Flavie Flament explique avoir décidé de porter plainte contre Patrick Bruel pour un viol qu’elle situe en 1991, lorsqu’elle avait 16 ans. Dans un entretien accordé à Mediapart et repris par Télé-Loisirs, l’animatrice dit avoir été poussée à sortir du silence par la série de témoignages visant le chanteur, qui conteste les accusations et bénéficie de la présomption d’innocence.
En bref
- —Flavie Flament dit avoir porté plainte pour viol.
- —Les faits allégués remonteraient à 1991.
- —Patrick Bruel conteste les accusations.
Une plainte déposée plus de trente ans après les faits allégués
Flavie Flament a annoncé avoir déposé plainte contre Patrick Bruel pour viol. Selon l’article source, elle avait d’abord témoigné anonymement auprès de Mediapart avant de choisir de parler publiquement.
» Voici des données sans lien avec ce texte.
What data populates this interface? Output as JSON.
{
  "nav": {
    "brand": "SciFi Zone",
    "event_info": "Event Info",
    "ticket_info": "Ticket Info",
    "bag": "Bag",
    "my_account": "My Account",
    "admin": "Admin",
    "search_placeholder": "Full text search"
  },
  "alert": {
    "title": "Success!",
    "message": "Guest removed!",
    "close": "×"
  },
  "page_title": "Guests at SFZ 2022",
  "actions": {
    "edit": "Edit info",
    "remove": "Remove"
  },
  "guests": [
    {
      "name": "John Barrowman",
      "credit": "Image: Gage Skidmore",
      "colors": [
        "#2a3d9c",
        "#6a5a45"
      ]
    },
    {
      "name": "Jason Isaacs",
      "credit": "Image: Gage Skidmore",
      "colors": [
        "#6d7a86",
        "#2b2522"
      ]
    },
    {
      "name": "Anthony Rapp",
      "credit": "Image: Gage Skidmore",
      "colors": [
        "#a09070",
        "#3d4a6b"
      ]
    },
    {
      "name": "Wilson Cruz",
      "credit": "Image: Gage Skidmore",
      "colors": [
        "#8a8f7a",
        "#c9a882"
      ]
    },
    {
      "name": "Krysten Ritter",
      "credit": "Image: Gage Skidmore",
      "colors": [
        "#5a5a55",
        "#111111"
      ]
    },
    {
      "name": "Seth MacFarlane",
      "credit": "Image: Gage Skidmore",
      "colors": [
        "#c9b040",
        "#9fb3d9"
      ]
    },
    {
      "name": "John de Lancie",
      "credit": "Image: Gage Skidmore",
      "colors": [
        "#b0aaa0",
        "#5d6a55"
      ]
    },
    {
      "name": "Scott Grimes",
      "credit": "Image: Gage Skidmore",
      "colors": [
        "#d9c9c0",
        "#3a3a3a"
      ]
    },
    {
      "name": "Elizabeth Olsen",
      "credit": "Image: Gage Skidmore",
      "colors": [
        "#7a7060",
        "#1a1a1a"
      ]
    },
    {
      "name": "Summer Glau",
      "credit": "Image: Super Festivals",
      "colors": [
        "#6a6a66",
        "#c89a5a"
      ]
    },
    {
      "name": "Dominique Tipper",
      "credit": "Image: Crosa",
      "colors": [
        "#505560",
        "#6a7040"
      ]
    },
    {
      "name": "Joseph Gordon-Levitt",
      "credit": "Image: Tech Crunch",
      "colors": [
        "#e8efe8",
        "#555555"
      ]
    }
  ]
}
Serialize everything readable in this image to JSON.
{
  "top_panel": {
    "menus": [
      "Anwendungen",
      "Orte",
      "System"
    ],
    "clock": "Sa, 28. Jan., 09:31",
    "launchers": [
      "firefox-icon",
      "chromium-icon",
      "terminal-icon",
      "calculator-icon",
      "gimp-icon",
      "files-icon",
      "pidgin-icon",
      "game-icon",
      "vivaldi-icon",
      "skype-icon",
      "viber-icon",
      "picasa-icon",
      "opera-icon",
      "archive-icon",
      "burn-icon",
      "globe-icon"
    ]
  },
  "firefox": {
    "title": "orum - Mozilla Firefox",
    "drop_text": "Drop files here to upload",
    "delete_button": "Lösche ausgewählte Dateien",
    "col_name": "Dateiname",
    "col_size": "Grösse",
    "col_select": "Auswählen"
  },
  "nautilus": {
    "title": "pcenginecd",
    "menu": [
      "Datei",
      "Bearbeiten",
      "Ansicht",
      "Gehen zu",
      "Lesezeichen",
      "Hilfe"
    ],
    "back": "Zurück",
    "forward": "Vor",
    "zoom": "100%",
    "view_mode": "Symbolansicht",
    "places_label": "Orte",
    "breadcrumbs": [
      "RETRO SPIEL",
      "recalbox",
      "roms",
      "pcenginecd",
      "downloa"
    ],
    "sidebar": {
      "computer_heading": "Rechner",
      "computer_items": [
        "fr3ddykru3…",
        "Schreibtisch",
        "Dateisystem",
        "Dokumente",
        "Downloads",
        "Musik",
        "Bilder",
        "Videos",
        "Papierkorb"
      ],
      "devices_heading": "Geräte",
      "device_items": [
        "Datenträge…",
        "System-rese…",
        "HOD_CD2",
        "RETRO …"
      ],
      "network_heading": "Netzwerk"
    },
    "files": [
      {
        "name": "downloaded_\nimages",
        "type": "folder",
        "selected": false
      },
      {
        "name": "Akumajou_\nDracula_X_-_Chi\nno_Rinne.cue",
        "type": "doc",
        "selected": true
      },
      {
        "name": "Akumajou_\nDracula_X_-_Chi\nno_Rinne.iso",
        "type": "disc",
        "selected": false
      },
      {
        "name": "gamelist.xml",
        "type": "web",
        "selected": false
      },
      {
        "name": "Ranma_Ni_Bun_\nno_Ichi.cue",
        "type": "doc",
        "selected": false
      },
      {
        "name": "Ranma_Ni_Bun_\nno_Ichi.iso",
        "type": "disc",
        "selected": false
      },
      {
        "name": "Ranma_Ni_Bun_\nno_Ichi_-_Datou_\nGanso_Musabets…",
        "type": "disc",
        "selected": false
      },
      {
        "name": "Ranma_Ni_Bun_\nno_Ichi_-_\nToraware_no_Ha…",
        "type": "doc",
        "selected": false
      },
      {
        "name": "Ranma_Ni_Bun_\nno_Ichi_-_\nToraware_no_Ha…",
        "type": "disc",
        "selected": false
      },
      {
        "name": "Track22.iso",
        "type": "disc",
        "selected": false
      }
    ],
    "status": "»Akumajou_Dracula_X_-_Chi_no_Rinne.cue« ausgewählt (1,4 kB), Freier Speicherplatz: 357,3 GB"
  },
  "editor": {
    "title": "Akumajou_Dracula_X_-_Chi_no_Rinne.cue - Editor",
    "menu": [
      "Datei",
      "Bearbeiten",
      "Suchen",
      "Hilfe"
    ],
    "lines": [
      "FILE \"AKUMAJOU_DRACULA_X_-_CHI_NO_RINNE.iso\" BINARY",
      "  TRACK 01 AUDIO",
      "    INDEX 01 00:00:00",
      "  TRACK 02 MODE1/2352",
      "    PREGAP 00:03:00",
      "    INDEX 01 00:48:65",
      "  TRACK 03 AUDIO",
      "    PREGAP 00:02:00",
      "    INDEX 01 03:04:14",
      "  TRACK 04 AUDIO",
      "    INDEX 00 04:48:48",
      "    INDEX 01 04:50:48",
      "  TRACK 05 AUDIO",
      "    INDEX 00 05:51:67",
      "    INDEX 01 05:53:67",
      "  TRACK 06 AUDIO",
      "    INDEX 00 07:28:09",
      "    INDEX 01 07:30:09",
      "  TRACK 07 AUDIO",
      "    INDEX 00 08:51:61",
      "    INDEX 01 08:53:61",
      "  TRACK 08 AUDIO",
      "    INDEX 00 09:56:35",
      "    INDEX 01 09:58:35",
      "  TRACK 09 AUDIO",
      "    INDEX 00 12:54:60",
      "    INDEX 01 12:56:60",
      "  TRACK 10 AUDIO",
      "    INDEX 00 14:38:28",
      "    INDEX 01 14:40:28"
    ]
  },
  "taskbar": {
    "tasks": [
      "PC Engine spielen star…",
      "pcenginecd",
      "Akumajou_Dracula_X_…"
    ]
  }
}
Les faits qu’elle dénonce remonteraient à 1991. L’animatrice affirme qu’elle avait alors 16 ans. Ces éléments doivent être rapportés comme des accusations, à ce stade, et non comme des faits établis judiciairement.
Télé-Loisirs précise que cette prise de parole intervient dans le cadre d’un long entretien accordé à Mediapart. Flavie Flament y revient sur le moment choisi pour porter plainte et sur ce qu’elle perçoit comme un changement de contexte social et judiciaire.
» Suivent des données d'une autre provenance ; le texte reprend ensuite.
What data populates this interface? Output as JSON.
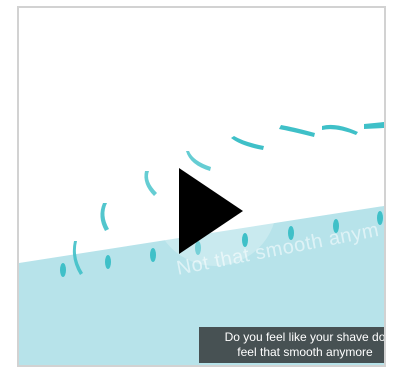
{
  "video": {
    "overlay_text": "Not that smooth anym",
    "caption_line1": "Do you feel like your shave do",
    "caption_line2": "feel that smooth anymore",
    "colors": {
      "background_top": "#ffffff",
      "water": "#b7e3ea",
      "stroke": "#3fc0c8",
      "frame_border": "#d2d2d2",
      "caption_bg": "#2b2b2b"
    },
    "controls": {
      "play_icon": "play-icon"
    }
  }
}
Pourquoi elle dit parler aujourd’hui
Flavie Flament explique que la multiplication des témoignages a joué un rôle décisif dans sa décision. Elle dit avoir été frappée par la série de dénonciations, par les modes opératoires évoqués et par les points communs qu’elle estime repérer dans les récits rapportés.

Elle formule aussi une lecture plus large du moment actuel. Selon elle, « La société n’était pas prête » auparavant. Elle estime qu’un espace d’écoute existe peut-être davantage aujourd’hui, notamment parce que plusieurs femmes ont pris la parole dans le même dossier.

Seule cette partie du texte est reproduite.